Les scènes tournées dans l'HP lui ont déplu, l'histoire l'a angoissé, il a préféré la brune (normal!) parce qu'il trouvait que la blonde avait le regard dur. Nous avons dépassé l'immeuble décoré de mosaïques. J'ai aimé la défense de Kleist, le mutisme et l'absence résignée de Priss, le personnage de la professeur de flûte, les réparties de Noémie. Pour vous faire une idée, allez voir Des filles en noir de Jean-Paul Civeyrac, qui ne peut pas laisser indifférent.
Irez-vous, comme nous, goûter les crêpes au chocolat de la petite crêperie en face de la grande librairie après la séance?
Irez-vous, également, plonger vos mains gelées dans les bacs un peu sales d'une brocante de vinyls à la recherche d'une pochette de Leonard Cohen?
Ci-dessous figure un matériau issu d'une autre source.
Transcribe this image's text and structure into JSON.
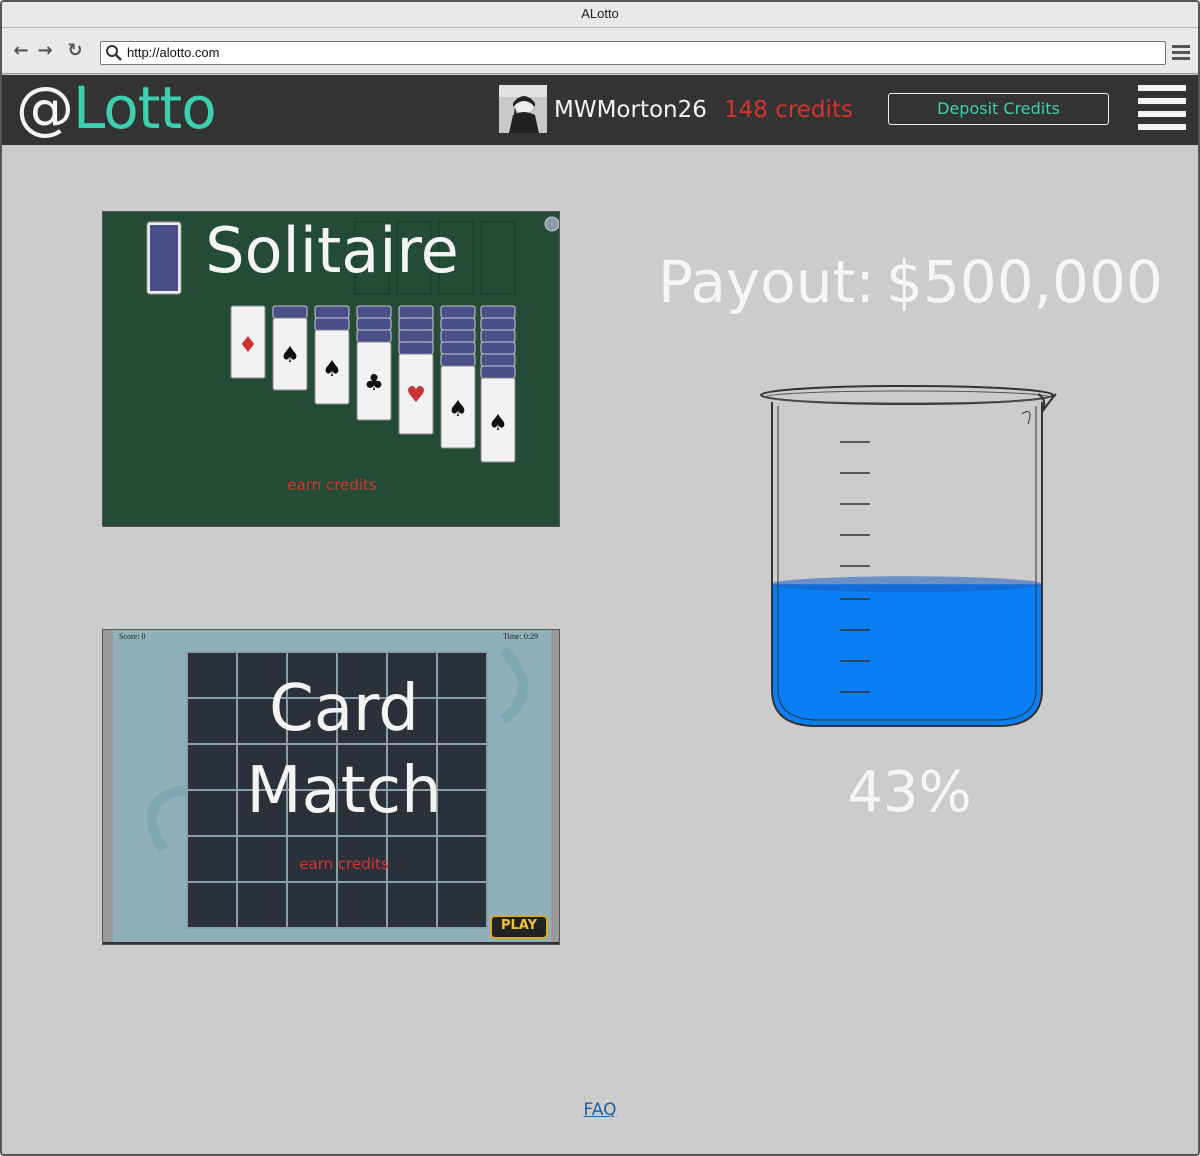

Serez-vous inhibés par ladite crêpe au chocolat pour vous refuser plus tard une tartine au beurre salé avec un peu de miel crémeux? (nous, non)
****
La veille, à côté d'un couple qui n'avait rien à se dire et qui écrasait mollement des filets de maquereau sur leur tartine mal beurrée, nous avons demandé un deuxième moelleux au chocolat et un autre verre de crémant d'Alsace aux alentours de 23 heures au Nabuchodonosor.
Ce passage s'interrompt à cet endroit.